Il 29 gennaio 1966, a Rio de Janeiro, nasce Romário de Souza Faria, o più semplicemente Romário. Uno dei più grandi goleador della storia del calcio, funambolo e trascinatore, erede di Maradona per un verso, apripista di Ronaldo per un altro. Cresciuto nelle giovanili del modesto Olaria, nel 1981 entra nel vivaio del ben più prestigioso Vasco da Gama. Qui, a 19 anni, esordisce nel massimo campionato brasiliano, vince due campionati dello Stato di Rio e altrettanti titoli di capocannoniere a livello statale. Velocità, fantasia, fiuto del gol, fanno di Romário l’oggetto del desiderio di tanti club europei. Ma ad arrivare per primo è il PSV, che nel 1988 lo porta in Olanda.
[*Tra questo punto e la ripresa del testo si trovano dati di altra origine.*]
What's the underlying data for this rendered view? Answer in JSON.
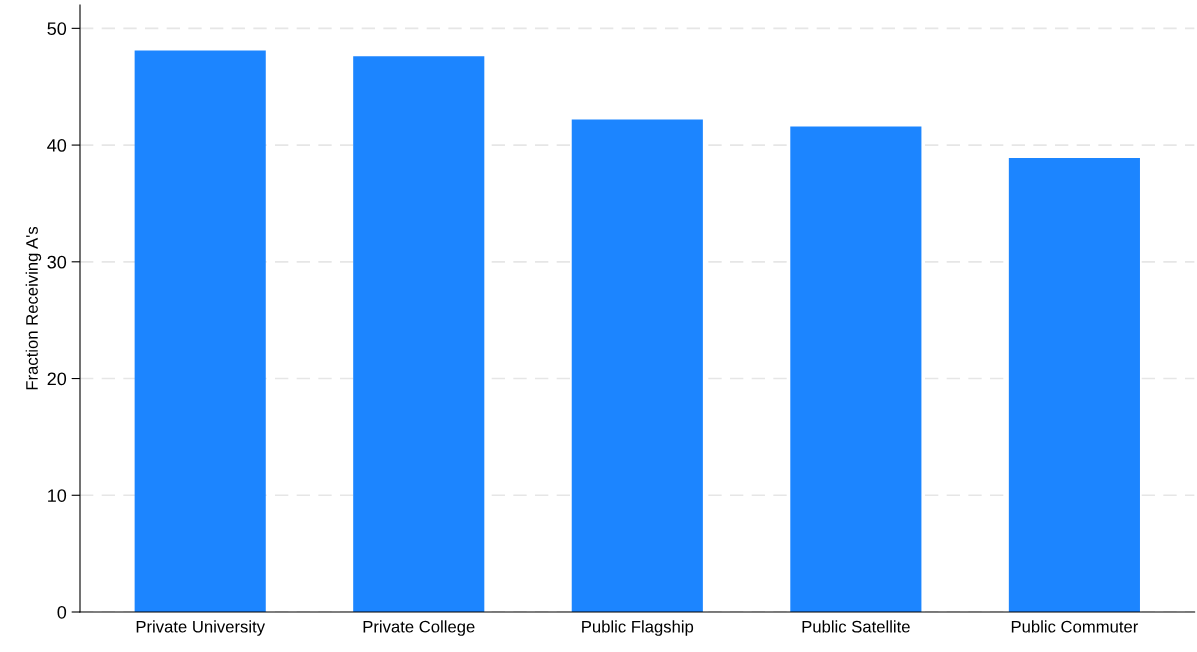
{
  "chart_data": {
    "type": "bar",
    "ylabel": "Fraction Receiving A's",
    "categories": [
      "Private University",
      "Private College",
      "Public Flagship",
      "Public Satellite",
      "Public Commuter"
    ],
    "values": [
      48.1,
      47.6,
      42.2,
      41.6,
      38.9
    ],
    "color": "#1c85ff",
    "ylim": [
      0,
      52
    ],
    "yticks": [
      0,
      10,
      20,
      30,
      40,
      50
    ],
    "grid": "y"
  }
}
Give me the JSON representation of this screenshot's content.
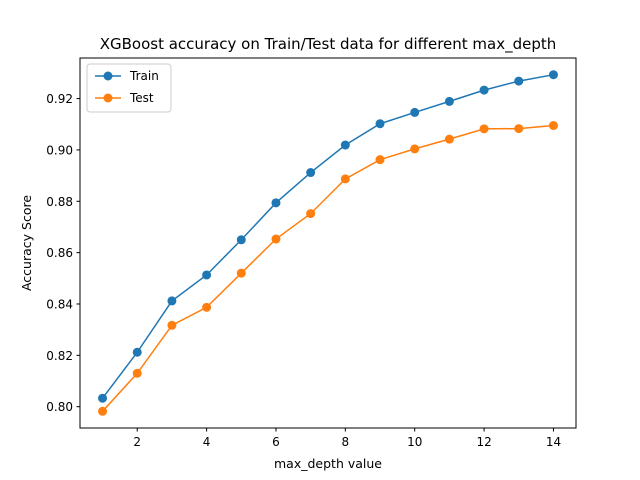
{
  "chart_data": {
    "type": "line",
    "title": "XGBoost accuracy on Train/Test data for different max_depth",
    "xlabel": "max_depth value",
    "ylabel": "Accuracy Score",
    "x": [
      1,
      2,
      3,
      4,
      5,
      6,
      7,
      8,
      9,
      10,
      11,
      12,
      13,
      14
    ],
    "xlim": [
      0.35,
      14.65
    ],
    "ylim": [
      0.7917,
      0.9358
    ],
    "xticks": [
      2,
      4,
      6,
      8,
      10,
      12,
      14
    ],
    "yticks": [
      0.8,
      0.82,
      0.84,
      0.86,
      0.88,
      0.9,
      0.92
    ],
    "xtick_labels": [
      "2",
      "4",
      "6",
      "8",
      "10",
      "12",
      "14"
    ],
    "ytick_labels": [
      "0.80",
      "0.82",
      "0.84",
      "0.86",
      "0.88",
      "0.90",
      "0.92"
    ],
    "grid": false,
    "legend_position": "upper left",
    "series": [
      {
        "name": "Train",
        "color": "#1f77b4",
        "marker": "circle",
        "values": [
          0.8033,
          0.8212,
          0.8412,
          0.8513,
          0.865,
          0.8794,
          0.8912,
          0.9019,
          0.9102,
          0.9146,
          0.9189,
          0.9233,
          0.9268,
          0.9293
        ]
      },
      {
        "name": "Test",
        "color": "#ff7f0e",
        "marker": "circle",
        "values": [
          0.7982,
          0.813,
          0.8317,
          0.8387,
          0.852,
          0.8653,
          0.8752,
          0.8887,
          0.8962,
          0.9004,
          0.9042,
          0.9082,
          0.9083,
          0.9095
        ]
      }
    ]
  }
}
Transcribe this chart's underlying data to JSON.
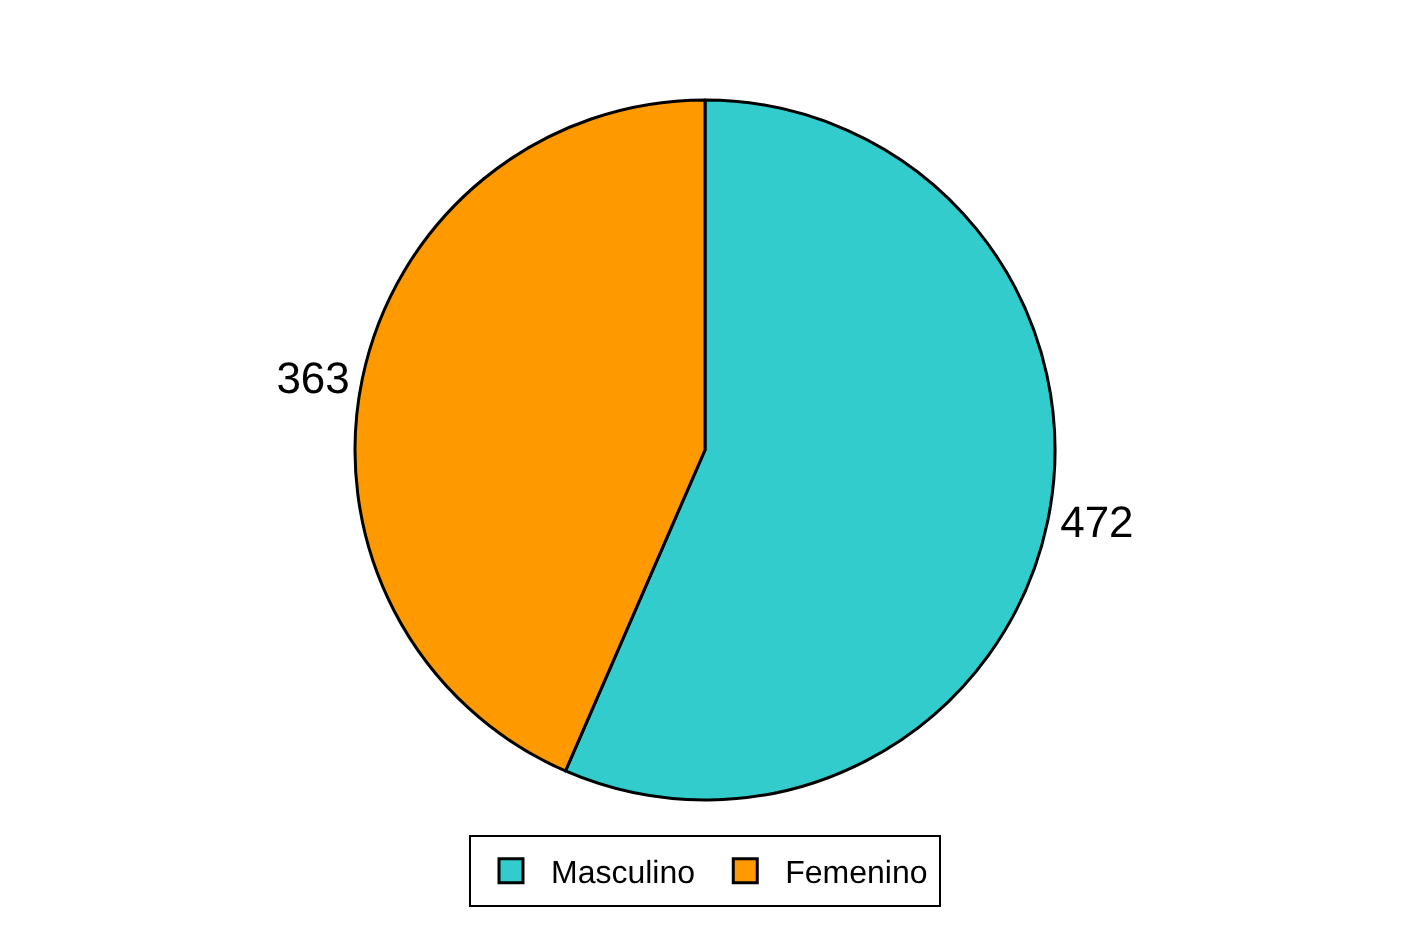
{
  "chart_data": {
    "type": "pie",
    "categories": [
      "Masculino",
      "Femenino"
    ],
    "values": [
      472,
      363
    ],
    "colors": [
      "#33cccc",
      "#ff9900"
    ],
    "data_labels": true,
    "legend": "bottom"
  }
}
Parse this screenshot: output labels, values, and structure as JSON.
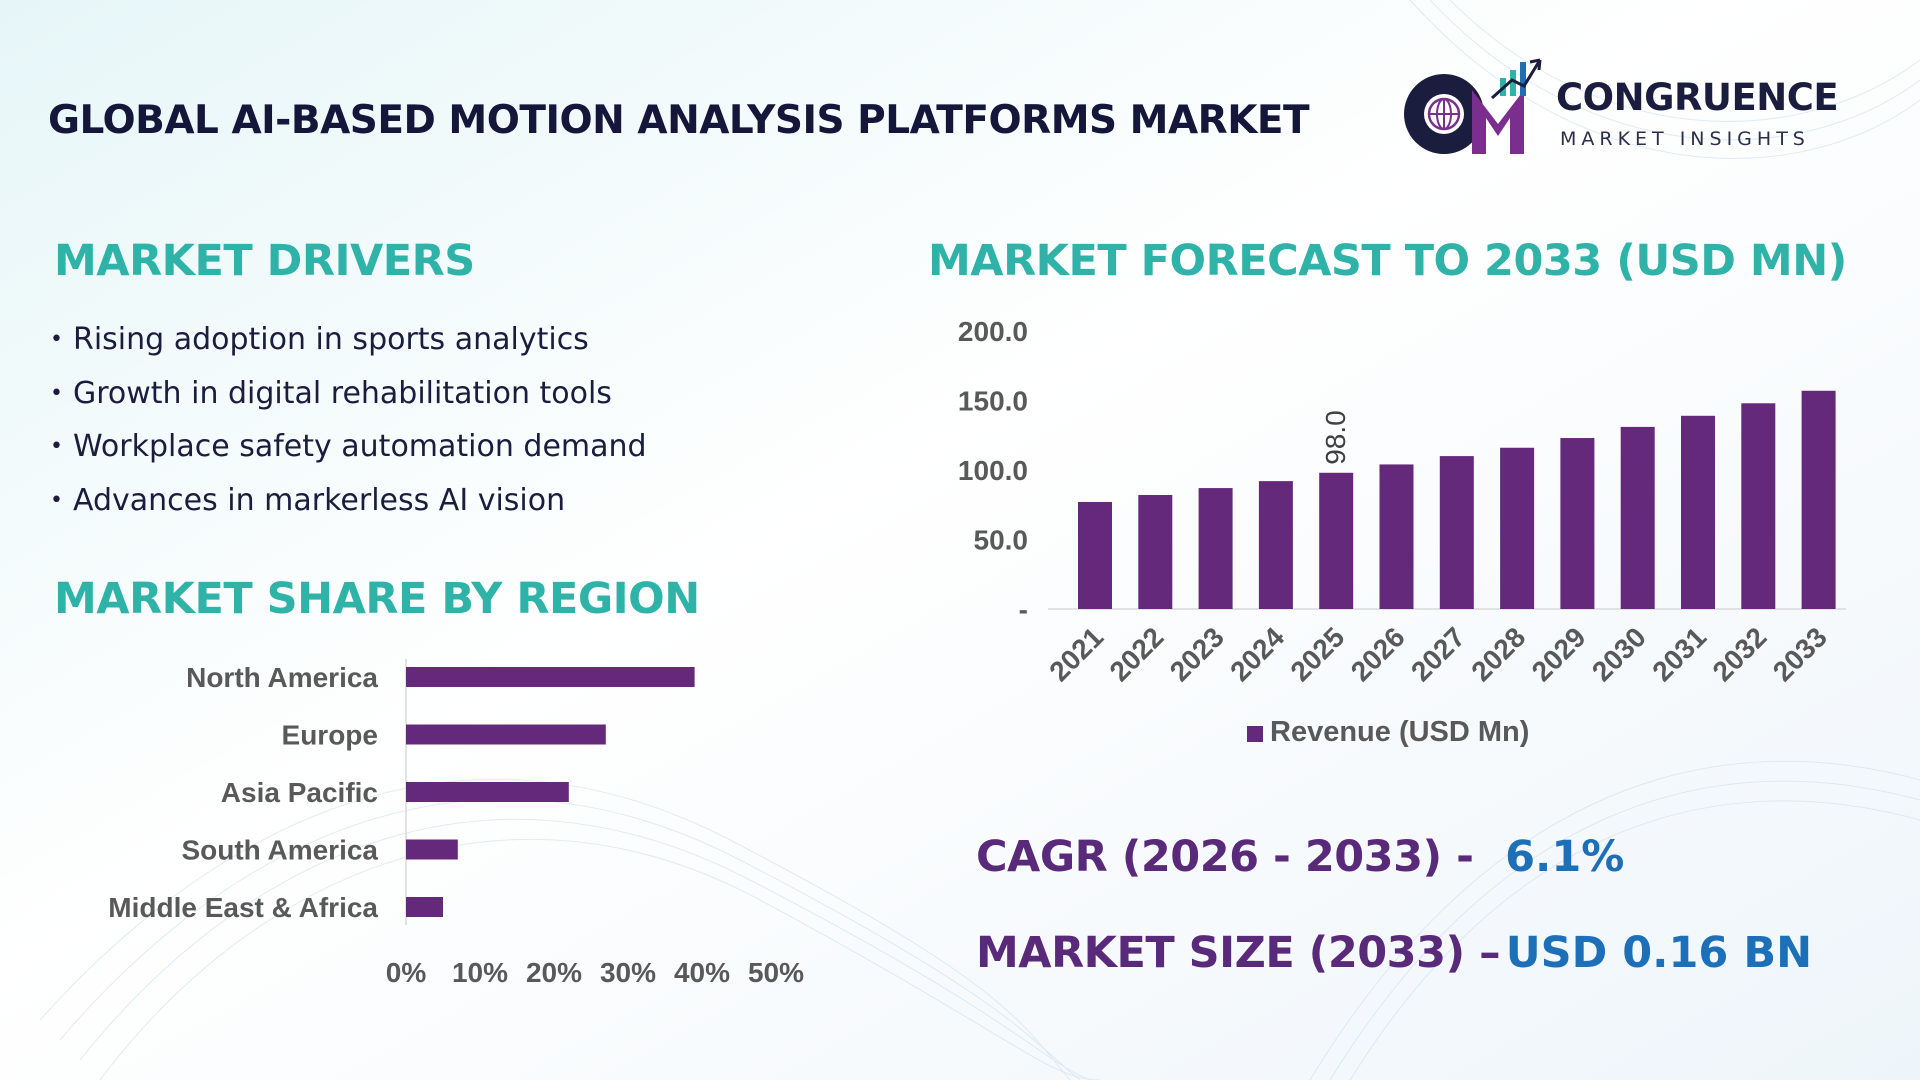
{
  "title": "GLOBAL AI-BASED MOTION ANALYSIS PLATFORMS MARKET",
  "logo": {
    "name": "CONGRUENCE",
    "tagline": "MARKET INSIGHTS"
  },
  "drivers": {
    "heading": "MARKET DRIVERS",
    "bullet": "•",
    "items": [
      "Rising adoption in sports analytics",
      "Growth in digital rehabilitation tools",
      "Workplace safety automation demand",
      "Advances in markerless AI vision"
    ]
  },
  "region": {
    "heading": "MARKET SHARE BY REGION"
  },
  "forecast": {
    "heading": "MARKET FORECAST TO 2033 (USD MN)"
  },
  "kpis": {
    "cagr_label": "CAGR (2026 - 2033) -",
    "cagr_value": "6.1%",
    "size_label": "MARKET SIZE (2033) –",
    "size_value": "USD 0.16 BN"
  },
  "colors": {
    "bar": "#65297b",
    "heading": "#2fb3a8",
    "kpi_label": "#5a2a7a",
    "kpi_value": "#1d6fb8",
    "title": "#14163a"
  },
  "chart_data": [
    {
      "type": "bar",
      "orientation": "horizontal",
      "categories": [
        "North America",
        "Europe",
        "Asia Pacific",
        "South America",
        "Middle East & Africa"
      ],
      "values": [
        39,
        27,
        22,
        7,
        5
      ],
      "unit": "%",
      "xlim": [
        0,
        50
      ],
      "xticks": [
        "0%",
        "10%",
        "20%",
        "30%",
        "40%",
        "50%"
      ],
      "grid": false,
      "legend": "none"
    },
    {
      "type": "bar",
      "orientation": "vertical",
      "categories": [
        "2021",
        "2022",
        "2023",
        "2024",
        "2025",
        "2026",
        "2027",
        "2028",
        "2029",
        "2030",
        "2031",
        "2032",
        "2033"
      ],
      "series": [
        {
          "name": "Revenue (USD Mn)",
          "values": [
            77,
            82,
            87,
            92,
            98,
            104,
            110,
            116,
            123,
            131,
            139,
            148,
            157
          ]
        }
      ],
      "data_labels": [
        {
          "category": "2025",
          "text": "98.0"
        }
      ],
      "ylim": [
        0,
        200
      ],
      "yticks": [
        "-",
        "50.0",
        "100.0",
        "150.0",
        "200.0"
      ],
      "grid": false,
      "legend": "bottom"
    }
  ]
}
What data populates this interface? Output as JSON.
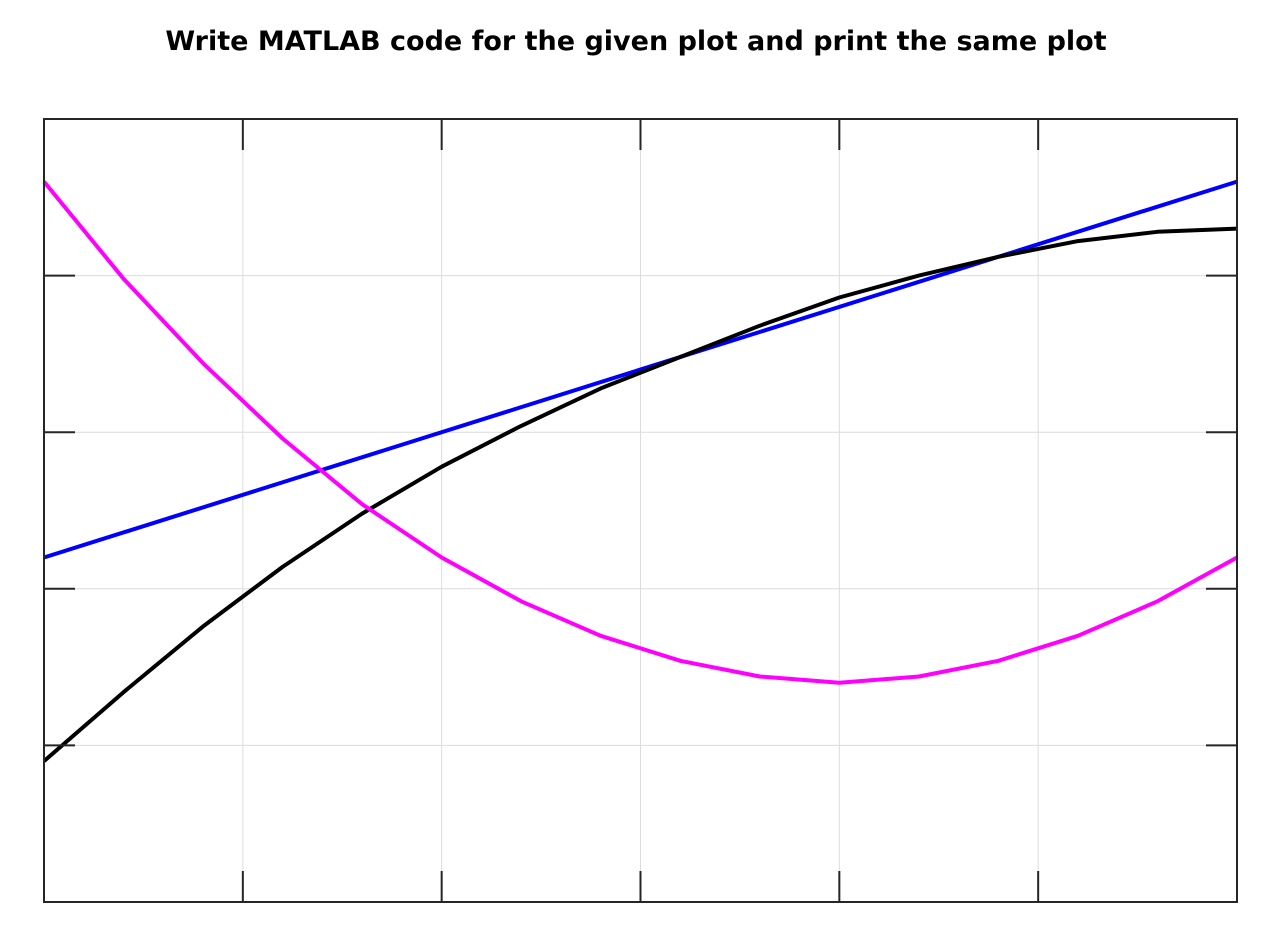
{
  "header": {
    "text": "Write MATLAB code for the given plot and print the same plot"
  },
  "chart_data": {
    "type": "line",
    "title": "",
    "xlabel": "",
    "ylabel": "",
    "xlim": [
      0,
      3
    ],
    "ylim": [
      -1,
      1.5
    ],
    "xticks": [
      0,
      0.5,
      1,
      1.5,
      2,
      2.5,
      3
    ],
    "yticks": [
      -1,
      -0.5,
      0,
      0.5,
      1,
      1.5
    ],
    "tick_labels_visible": false,
    "grid": true,
    "box": true,
    "series": [
      {
        "color": "#0000ff",
        "x": [
          0,
          3
        ],
        "y": [
          0.1,
          1.3
        ]
      },
      {
        "color": "#000000",
        "x": [
          0,
          0.2,
          0.4,
          0.6,
          0.8,
          1.0,
          1.2,
          1.4,
          1.6,
          1.8,
          2.0,
          2.2,
          2.4,
          2.6,
          2.8,
          3.0
        ],
        "y": [
          -0.55,
          -0.33,
          -0.12,
          0.07,
          0.24,
          0.39,
          0.52,
          0.64,
          0.74,
          0.84,
          0.93,
          1.0,
          1.06,
          1.11,
          1.14,
          1.15
        ],
        "note": ""
      },
      {
        "color": "#ff00ff",
        "x": [
          0,
          0.2,
          0.4,
          0.6,
          0.8,
          1.0,
          1.2,
          1.4,
          1.6,
          1.8,
          2.0,
          2.2,
          2.4,
          2.6,
          2.8,
          3.0
        ],
        "y": [
          1.3,
          0.99,
          0.72,
          0.48,
          0.27,
          0.1,
          -0.04,
          -0.15,
          -0.23,
          -0.28,
          -0.3,
          -0.28,
          -0.23,
          -0.15,
          -0.04,
          0.1
        ]
      }
    ]
  }
}
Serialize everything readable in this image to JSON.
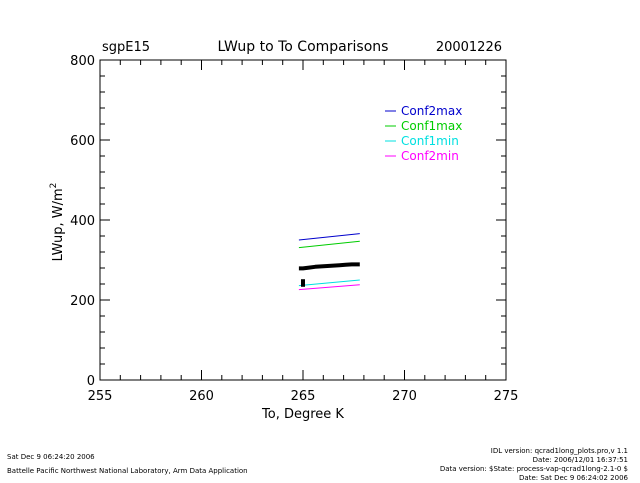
{
  "chart_data": {
    "type": "line",
    "title": "LWup to To Comparisons",
    "site": "sgpE15",
    "date": "20001226",
    "xlabel": "To, Degree K",
    "ylabel": "LWup, W/m",
    "ylabel_superscript": "2",
    "xlim": [
      255,
      275
    ],
    "ylim": [
      0,
      800
    ],
    "x_ticks": [
      "255",
      "260",
      "265",
      "270",
      "275"
    ],
    "y_ticks": [
      "0",
      "200",
      "400",
      "600",
      "800"
    ],
    "legend_placement": "top-right",
    "series": [
      {
        "name": "Conf2max",
        "color": "#0000cc",
        "x": [
          264.8,
          267.8
        ],
        "y": [
          350,
          366
        ]
      },
      {
        "name": "Conf1max",
        "color": "#00cc00",
        "x": [
          264.8,
          267.8
        ],
        "y": [
          331,
          347
        ]
      },
      {
        "name": "Conf1min",
        "color": "#00e0e0",
        "x": [
          264.8,
          267.8
        ],
        "y": [
          236,
          250
        ]
      },
      {
        "name": "Conf2min",
        "color": "#ff00ff",
        "x": [
          264.8,
          267.8
        ],
        "y": [
          226,
          238
        ]
      },
      {
        "name": "",
        "color": "#000000",
        "x": [
          264.8,
          265.0,
          265.3,
          265.6,
          265.9,
          266.2,
          266.5,
          266.8,
          267.1,
          267.4,
          267.8
        ],
        "y": [
          279,
          279,
          281,
          283,
          284,
          285,
          286,
          287,
          288,
          289,
          289
        ]
      },
      {
        "name": "",
        "color": "#000000",
        "x": [
          265.0,
          265.0
        ],
        "y": [
          252,
          233
        ]
      }
    ]
  },
  "footer": {
    "left_date": "Sat Dec  9 06:24:20 2006",
    "left_org": "Battelle Pacific Northwest National Laboratory, Arm Data Application",
    "right_line1": "IDL version: qcrad1long_plots.pro,v 1.1",
    "right_line2": "Date: 2006/12/01 16:37:51",
    "right_line3": "Data version: $State: process-vap-qcrad1long-2.1-0 $",
    "right_line4": "Date: Sat Dec  9 06:24:02 2006"
  }
}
L’impatto con il calcio europeo del “Baixinho” (il piccoletto, ndr), è stupefacente. In cinque stagioni nei Paesi Bassi segna un totale di 174 gol, vincendo tre scudetti e 2 Coppe d’Olanda. Nel 1993, al termine della sua ultima stagione con la maglia del PSV, arriva secondo nella classifica del FIFA World Player of the Year, alle spalle di Roberto Baggio. In estate, passa al Barcellona, chiamato da Johan Cruijff per arricchire di talento il Dream Team. La prima stagione in blaugrana è un trionfo: con 33 reti si laurea Pichichi della Liga, vince il campionato e arriva in finale di Champions League, dove il Milan mette prepotentemente fine al sogno. A giugno, appuntamento con la Coppa del Mondo in Usa, dove trascina il Brasile a suon di gol – 5 alla fine del torneo – fino alla finale. Che la Nazionale Verdeoro vince ai calci di rigore contro l’Italia.
Per Romário è il punto più alto della carriera, cui, beffardamente, segue a stretto giro di posta il più basso. Rientra a Barcellona con 18 giorni di ritardo, mandando su tutte le furie la dirigenza, che lo multa pesantemente. Johan Cruijff lo lascia fuori spesso nella prima parte della stagione, e a gennaio le strade si dividono. Quella di Romário porta dritta al Brasile, a casa, al Flamengo, che lo paga 7 milioni di dollari. Dopo pochi mesi ritenta l’avventura europea, questa volta al Valencia, ma presto torna sui suoi passi. Prima nel Flamengo, poi nel Vasco da Gama e nella Fluminense, segna caterve di gol. Giocherà fino al 2009, tra Brasile, Qatar, Stati Uniti e Australia, alla continua ricerca del gol numero 1.000.
Un obiettivo impossibile, anche per uno dei più talentuosi giocatori brasiliani della storia. Incapace di stare alle rigide regole del calcio europeo, ma stella assoluta del proprio Paese, nato dalla polvere della peggiore favela di Rio de Janeiro, e oggi al servizio degli altri attraverso l’impegno politico.